Brian Leonard has more of the physical make-up to be a bruiser back, but he never showed much productivity on first and second-down hand-offs last season. As a third-down specialist he is remarkably effective, and the extra effort he regularly displays makes the heart of a fan swell, but he should be limited to his specialist role, otherwise he is average at best.

There is also Cedric Peerman somewhere on the roster. Having never seen Peerman run, I know very little about the guy, but I know he is fast (4.45 in the 40-yard dash), never fumbled in college, and was a dangerous kick-returner at Virginia. He also jumped 40 inches vertically at the combine. As impressive as it is, I'm not sure what that's good for in a running back other than slamming the ball through the uprights after a touchdown. Peerman's scouting report from college mentions his low center of gravity, and that, mixed with his straight-line speed, not to mention decent size (220 lbs.), makes him the best candidate to replace Benson should the need arise.

With all due respect to all three men mentioned, that makes me nervous.

Obviously, if anything serious happens to Carson Palmer between now and February, panic would become the proper mind-sate in regard to the team, and honestly, the Bengals have showed little interest to this cataclysmic possibility. Most would agree that while J.T. O'Sullivan always looks good in the preseason, no one really believes in him if it ever became serious. We all labored through a painful season of Ryan Fitzpatrick learning the vigors of the game, and placing O'Sullivan in the same predicament seems almost, dare I say, an even worse-case scenario. And while I want Jordan Palmer to be a capable NFL quarterback, the road there seems infinitely out of reach for him; it takes more than good genes to rise to the top. 

The other position that would become of baby-pool depths should someone go down is at linebacker.  Rookie and projected backup Roddrick Muckleroy has already broken his hand, Rey Maualuga is coming back from a broken ankle and an apparent drinking problem, Dhani Jones continues to tour the world undergoing dangerous physical tasks that can only wear down his aging body, and Keith Rivers has yet to prove that he can play an entire NFL schedule. Brandon Johnson is an excellent backup who often times looks like a starter, but beyond him, the bench looks bleak. Abdul Hodge is best left to special teams, and Rashad Jeanty is an overachiever whose chances of making a final roster spot seem to be circling the drain.

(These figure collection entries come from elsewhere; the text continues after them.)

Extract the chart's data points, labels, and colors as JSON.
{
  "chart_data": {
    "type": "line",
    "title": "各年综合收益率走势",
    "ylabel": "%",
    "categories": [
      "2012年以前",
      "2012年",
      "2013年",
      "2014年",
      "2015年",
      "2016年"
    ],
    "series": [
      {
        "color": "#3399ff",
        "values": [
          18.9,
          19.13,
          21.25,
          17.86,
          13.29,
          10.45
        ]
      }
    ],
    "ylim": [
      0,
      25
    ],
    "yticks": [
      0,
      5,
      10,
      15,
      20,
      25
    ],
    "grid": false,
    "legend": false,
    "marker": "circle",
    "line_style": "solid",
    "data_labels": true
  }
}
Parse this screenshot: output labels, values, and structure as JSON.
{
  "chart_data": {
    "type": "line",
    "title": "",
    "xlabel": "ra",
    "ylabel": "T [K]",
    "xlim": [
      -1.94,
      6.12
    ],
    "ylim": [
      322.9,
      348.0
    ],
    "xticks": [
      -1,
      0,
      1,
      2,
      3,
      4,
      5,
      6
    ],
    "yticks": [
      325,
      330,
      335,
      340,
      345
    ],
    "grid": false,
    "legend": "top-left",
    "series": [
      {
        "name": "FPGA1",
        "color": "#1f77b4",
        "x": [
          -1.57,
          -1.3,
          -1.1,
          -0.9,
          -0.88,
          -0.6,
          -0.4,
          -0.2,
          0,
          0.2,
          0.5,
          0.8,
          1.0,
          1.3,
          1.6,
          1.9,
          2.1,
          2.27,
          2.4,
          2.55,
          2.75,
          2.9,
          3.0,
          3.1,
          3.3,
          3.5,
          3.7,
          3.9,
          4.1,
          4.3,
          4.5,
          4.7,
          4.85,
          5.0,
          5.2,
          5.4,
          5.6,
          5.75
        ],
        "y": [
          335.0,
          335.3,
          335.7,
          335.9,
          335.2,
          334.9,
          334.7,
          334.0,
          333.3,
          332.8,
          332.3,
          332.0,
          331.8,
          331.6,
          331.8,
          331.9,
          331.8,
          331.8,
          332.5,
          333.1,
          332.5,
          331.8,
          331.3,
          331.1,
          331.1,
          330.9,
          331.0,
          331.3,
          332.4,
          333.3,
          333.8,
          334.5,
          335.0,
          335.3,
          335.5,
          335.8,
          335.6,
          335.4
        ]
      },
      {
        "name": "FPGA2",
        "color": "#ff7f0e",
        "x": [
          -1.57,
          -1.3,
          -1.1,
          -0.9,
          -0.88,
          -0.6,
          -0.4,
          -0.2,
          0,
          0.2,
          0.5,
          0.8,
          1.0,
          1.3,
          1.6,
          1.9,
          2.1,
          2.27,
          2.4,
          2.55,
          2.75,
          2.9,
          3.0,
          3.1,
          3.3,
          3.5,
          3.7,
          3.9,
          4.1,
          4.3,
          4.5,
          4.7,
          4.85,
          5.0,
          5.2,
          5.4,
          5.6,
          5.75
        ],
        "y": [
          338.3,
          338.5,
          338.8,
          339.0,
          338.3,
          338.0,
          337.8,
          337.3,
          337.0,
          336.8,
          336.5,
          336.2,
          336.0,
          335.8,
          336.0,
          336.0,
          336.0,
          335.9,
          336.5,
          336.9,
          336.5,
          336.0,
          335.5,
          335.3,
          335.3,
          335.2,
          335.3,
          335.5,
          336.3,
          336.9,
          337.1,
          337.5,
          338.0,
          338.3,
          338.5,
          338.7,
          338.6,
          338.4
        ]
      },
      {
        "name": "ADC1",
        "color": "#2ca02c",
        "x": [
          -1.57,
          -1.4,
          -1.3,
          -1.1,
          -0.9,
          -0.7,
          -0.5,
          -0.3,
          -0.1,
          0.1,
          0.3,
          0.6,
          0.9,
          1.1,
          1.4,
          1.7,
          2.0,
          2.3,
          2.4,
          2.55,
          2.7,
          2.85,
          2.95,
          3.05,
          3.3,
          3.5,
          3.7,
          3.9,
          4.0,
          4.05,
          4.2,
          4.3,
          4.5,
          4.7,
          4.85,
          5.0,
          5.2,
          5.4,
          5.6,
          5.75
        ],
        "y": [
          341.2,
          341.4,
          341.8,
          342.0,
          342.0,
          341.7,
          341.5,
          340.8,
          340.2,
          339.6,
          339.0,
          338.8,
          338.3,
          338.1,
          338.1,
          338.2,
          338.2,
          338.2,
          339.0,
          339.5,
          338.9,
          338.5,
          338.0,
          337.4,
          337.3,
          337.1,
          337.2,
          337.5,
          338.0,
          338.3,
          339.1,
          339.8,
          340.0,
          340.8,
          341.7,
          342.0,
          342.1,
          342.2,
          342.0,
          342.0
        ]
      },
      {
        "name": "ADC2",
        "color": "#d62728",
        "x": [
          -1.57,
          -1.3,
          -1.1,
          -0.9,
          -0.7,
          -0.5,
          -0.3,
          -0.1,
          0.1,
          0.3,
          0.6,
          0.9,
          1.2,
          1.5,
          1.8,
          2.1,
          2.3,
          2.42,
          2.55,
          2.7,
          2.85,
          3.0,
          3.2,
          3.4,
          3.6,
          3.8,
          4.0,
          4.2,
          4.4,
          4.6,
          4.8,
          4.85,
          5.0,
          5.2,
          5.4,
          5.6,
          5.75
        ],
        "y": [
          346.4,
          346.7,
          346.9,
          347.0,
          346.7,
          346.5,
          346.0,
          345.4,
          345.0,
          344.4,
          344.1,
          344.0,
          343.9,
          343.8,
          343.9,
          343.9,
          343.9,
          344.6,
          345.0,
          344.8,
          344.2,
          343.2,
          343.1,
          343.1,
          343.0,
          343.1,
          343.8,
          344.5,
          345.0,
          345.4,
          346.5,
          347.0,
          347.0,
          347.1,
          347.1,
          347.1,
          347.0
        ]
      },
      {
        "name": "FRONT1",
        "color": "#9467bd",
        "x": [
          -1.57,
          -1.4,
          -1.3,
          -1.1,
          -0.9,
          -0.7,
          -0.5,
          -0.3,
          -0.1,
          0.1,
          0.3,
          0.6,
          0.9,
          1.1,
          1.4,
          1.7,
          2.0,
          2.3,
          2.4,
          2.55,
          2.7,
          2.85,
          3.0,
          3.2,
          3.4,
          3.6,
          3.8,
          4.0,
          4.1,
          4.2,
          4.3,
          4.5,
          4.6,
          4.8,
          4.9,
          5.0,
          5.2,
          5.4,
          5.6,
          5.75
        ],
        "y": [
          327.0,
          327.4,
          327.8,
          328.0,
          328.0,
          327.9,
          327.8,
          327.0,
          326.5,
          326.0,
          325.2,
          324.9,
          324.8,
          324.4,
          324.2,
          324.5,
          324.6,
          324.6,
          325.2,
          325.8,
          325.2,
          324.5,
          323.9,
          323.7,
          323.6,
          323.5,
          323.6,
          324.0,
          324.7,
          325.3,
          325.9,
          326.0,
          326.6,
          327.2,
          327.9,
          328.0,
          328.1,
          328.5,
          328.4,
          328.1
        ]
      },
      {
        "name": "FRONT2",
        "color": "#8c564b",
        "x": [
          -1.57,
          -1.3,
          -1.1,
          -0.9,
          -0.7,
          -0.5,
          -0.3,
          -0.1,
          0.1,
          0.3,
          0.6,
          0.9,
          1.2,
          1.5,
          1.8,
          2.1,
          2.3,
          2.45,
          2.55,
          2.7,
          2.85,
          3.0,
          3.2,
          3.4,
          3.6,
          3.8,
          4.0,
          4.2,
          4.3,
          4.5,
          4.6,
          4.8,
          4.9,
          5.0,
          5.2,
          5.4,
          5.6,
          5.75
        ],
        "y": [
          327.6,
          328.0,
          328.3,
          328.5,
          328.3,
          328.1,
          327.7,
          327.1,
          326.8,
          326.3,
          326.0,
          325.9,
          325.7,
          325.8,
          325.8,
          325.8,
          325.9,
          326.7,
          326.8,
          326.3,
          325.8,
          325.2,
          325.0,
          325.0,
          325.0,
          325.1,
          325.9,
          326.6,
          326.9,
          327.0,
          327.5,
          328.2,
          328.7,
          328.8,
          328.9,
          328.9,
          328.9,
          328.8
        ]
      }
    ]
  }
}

Moving defensive end, Michael Johnson, to an outside linebacker spot, shows that team management is concerned about linebacker depth as well. This move is an intriguing one as The Giraffe has the athleticism and speed to play the position and there is plenty of depth along the defensive line to spare, but the question remains, does he have the instincts to play in space? Until now, we only knew him as a pass-rusher whose best trait was to bat passes into the air. He can still speed rush from the outside linebacker spot, and it allows Zimmer to show off some 3-4 schemes from time to time, but if injuries mount at linebacker, will Johnson be asked to do more than rush the passer?

Every team has worrisome spots on its roster, and some will be snake-bitten in those very areas, but when that happens, it falls on the coaches to prepare the next man standing to do the job well enough.  I've written about the quality of the Bengals coaching staff, and my esteem in them remains as high as ever, but at the quarterback, the running back, and the linebacker positions, good coaching may not be sufficient. The Bengals would be wise to keep an eye on the waiver wire to add more bodies to these thin ranks. 

So here is to a shot of good luck and a dose of smart-decision making; keep your bones intact and your noses clean, boys, we need as much help as we can get this year.


Mojokong—one who needs no backup...yet.